Cholestérol et DMLA : les liaisons dangereuses ?

Le tabac, l'hypertension et l'obésité: facteurs de risque de DMLA

La DMLA est la première cause de cécité après 55 ans dans les pays industrialisés. Elle se manifeste par une baisse de la vision, une déformation des images et une amputation du champ visuel. Cette maladie rétinienne est un problème majeur de santé publique.

Depuis plusieurs décennies, de nombreux scientifiques s'intéressent à l'implication de certains facteurs dans la survenue d'une DMLA: les facteurs environnementaux, les facteurs liées au mode de vie mais aussi et surtout les facteurs génétiques. Dans le but d'adopter des stratégies de prévention dans la prise en charge de la DMLA, le Dr Jennyfer Zerbib, ophtalmologue, a démontré en 2010 dans son travail de thèse, les facteurs épidémiologiques responsables de la DMLA exsudative (la forme la plus fréquente). Parmi ces risques, elle cite le tabac, l'hypertension artérielle et l'obésité. Elle note par ailleurs que la consommation d'huile riche en oméga 3 et une grande consommation en fruits seraient protecteurs vis-à-vis de la DMLA. Aucune relation significative n'a été prouvée dans son travail entre le cholestérol et la DMLA.

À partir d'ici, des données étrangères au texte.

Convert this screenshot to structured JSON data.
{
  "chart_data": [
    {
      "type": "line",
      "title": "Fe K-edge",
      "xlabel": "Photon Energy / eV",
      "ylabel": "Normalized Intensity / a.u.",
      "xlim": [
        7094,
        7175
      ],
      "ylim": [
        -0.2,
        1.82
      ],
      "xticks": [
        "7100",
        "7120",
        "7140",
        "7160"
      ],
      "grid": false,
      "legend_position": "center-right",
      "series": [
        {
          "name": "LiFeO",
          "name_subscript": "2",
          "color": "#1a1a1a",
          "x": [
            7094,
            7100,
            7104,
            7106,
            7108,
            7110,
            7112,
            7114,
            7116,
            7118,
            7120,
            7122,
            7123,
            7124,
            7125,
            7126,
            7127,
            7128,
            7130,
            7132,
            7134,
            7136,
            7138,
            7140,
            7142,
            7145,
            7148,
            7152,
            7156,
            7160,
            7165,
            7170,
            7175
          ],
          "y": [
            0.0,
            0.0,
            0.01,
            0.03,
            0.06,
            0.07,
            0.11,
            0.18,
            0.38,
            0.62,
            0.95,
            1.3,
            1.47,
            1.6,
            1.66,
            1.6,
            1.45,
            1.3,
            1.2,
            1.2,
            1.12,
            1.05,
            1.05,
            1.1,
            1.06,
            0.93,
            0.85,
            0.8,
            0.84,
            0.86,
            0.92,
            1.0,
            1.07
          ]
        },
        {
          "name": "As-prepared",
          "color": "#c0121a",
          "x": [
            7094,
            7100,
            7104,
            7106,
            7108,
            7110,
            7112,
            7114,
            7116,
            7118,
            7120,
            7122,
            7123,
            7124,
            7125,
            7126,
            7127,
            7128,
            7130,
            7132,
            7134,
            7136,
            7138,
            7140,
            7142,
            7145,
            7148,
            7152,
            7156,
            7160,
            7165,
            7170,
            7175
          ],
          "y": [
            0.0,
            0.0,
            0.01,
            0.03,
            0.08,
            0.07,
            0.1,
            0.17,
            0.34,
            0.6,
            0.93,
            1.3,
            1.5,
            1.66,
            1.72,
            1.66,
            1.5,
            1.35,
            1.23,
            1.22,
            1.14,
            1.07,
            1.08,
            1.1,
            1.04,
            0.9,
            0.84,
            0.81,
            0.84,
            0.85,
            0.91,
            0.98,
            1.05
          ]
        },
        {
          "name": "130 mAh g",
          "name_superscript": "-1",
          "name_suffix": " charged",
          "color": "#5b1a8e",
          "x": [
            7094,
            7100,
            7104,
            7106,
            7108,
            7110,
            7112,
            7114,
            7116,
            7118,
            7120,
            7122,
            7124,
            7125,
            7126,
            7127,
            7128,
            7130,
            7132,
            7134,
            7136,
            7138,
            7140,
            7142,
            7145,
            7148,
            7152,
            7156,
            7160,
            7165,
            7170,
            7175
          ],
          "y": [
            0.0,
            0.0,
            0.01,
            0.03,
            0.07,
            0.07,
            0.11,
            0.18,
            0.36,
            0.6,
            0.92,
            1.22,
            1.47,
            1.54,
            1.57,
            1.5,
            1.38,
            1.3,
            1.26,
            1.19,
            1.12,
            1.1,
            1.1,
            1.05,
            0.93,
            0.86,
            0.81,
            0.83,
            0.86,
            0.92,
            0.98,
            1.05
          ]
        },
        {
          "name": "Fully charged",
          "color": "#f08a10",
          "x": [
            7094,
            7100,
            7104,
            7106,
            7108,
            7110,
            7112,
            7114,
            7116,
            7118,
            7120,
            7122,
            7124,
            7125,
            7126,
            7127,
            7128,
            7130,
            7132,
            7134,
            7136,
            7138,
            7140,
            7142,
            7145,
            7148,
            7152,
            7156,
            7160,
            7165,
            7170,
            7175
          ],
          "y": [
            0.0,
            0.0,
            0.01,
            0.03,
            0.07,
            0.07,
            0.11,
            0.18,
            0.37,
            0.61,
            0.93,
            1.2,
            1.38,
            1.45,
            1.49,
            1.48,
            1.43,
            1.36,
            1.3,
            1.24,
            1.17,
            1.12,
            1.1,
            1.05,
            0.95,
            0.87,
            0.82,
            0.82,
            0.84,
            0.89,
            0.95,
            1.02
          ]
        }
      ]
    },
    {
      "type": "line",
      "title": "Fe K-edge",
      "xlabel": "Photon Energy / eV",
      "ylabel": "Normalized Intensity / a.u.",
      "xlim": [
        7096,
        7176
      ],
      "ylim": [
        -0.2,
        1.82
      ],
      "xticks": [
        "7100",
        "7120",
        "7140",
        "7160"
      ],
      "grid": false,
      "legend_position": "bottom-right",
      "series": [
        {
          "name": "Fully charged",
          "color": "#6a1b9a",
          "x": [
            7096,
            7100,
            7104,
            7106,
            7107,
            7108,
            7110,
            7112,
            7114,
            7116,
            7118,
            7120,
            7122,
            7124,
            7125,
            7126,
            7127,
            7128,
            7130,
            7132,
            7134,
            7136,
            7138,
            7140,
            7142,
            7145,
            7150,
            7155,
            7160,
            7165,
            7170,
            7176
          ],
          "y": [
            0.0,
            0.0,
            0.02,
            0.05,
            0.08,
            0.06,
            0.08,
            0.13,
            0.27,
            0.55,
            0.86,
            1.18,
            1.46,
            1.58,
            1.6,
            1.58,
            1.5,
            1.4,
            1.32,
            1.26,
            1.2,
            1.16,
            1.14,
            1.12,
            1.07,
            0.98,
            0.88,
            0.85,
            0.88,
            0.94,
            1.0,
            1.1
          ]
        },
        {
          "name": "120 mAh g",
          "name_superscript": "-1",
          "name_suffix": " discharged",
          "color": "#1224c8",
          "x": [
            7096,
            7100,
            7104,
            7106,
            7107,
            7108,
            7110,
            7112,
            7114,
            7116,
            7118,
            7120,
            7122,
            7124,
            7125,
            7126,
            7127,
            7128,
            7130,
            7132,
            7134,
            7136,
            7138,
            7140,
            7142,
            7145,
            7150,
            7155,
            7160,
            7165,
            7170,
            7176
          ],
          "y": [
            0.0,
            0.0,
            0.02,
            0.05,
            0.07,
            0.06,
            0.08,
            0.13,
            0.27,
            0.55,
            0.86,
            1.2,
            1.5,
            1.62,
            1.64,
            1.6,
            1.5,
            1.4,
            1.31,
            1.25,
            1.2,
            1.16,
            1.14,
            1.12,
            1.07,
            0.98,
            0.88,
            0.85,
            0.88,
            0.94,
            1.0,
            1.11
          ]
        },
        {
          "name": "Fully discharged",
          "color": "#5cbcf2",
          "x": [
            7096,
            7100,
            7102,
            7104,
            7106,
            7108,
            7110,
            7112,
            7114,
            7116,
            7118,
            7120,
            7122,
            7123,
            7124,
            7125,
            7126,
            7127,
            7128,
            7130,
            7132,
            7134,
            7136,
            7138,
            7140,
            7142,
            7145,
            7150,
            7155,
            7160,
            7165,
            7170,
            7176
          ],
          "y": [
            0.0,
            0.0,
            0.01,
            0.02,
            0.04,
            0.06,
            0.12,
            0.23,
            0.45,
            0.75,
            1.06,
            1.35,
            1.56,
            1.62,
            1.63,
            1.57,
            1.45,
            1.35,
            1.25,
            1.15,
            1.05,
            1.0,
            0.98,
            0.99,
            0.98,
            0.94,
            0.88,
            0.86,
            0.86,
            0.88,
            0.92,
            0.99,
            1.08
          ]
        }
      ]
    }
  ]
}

Beaucoup d'autres scientifiques la rejoignent. Dans la littérature, les différentes études internationales sont discordantes sur l'éventuelle association entre le cholestérol et la survenue de DMLA (quelque soit le type de cholestérol) et il n'y a pas de consensus sur le sujet. Le Dr Zerbib suggérait d'ailleurs en 2010, la nécessité de réaliser des travaux plus précis sur le cholestérol pour démontrer son éventuelle association avec la DMLA. C'est ce qu'a cherché à démontrer une équipe de scientifiques bordelais de l'Inserm dans l'étude ALIENOR.

Découverte de gènes responsables de DMLA

On sait que la lutéine et la zéaxanthine, deux molécules antioxydantes (retrouvées dans la rétine) protègent de la DMLA et que ces deux molécules sont transportés par le HDL, protéine de transport du cholestérol. L'équipe du Dr Bénédicte Merle, chercheur à l'unité U897 de l'Inserm de Bordeaux, a démontré récemment que les variants de certains gènes jouant un rôle dans le métabolisme du cholestérol, influent sur la survenue de DMLA et sur les concentrations plasmatiques de la lutéine et de la zéaxanthine. "Nous avons étudié sur un échantillon de la population française, d'une part l'association de variants des gènes codant pour le métabolisme du cholestérol et le risque de survenue de DMLA et d'autre part, l'association de ces variants avec la concentration plasmatique en lutéine plasmatique et en zéaxanthine", explique le Dr Merle. "C'est la première fois que l'on prouve cette association sur une population française mais des études américaines l'avaient déjà démontré auparavant", poursuit-elle.

Sur les 5 gènes étudiés, deux des cinq gênes semblent avoir une influence sur la survenue de DMLA. Un variant d'un des gène étudié (le gène LIPC) est significativement associé à une réduction du risque de DMLA, ainsi qu'à une concentration plasmatique plus élevée de zéaxanthine. Un variant d'un autre gène (le gène LPL) est à l'inverse associé à une augmentation du risque de DMLA précoce et à une plus faible concentration de lutéine. Ces résultats suggèrent que ces deux gènes pourraient modifier le risque de DMLA et le métabolisme de la lutéine et de la zéaxanthine.

Cette découverte prometteuse permettra peut-être par des recherches ultérieures, de proposer des traitements préventifs ou curatifs de cette pathologie oculaire très handicapante.

 

Source:

Association of HDL-Related Loci with Age-Related Macular Degeneration and Plasma Lutein and Zeaxanthin: the Alienor Study. B. Merle et coll. PloS ONE. 6 novembre 2013.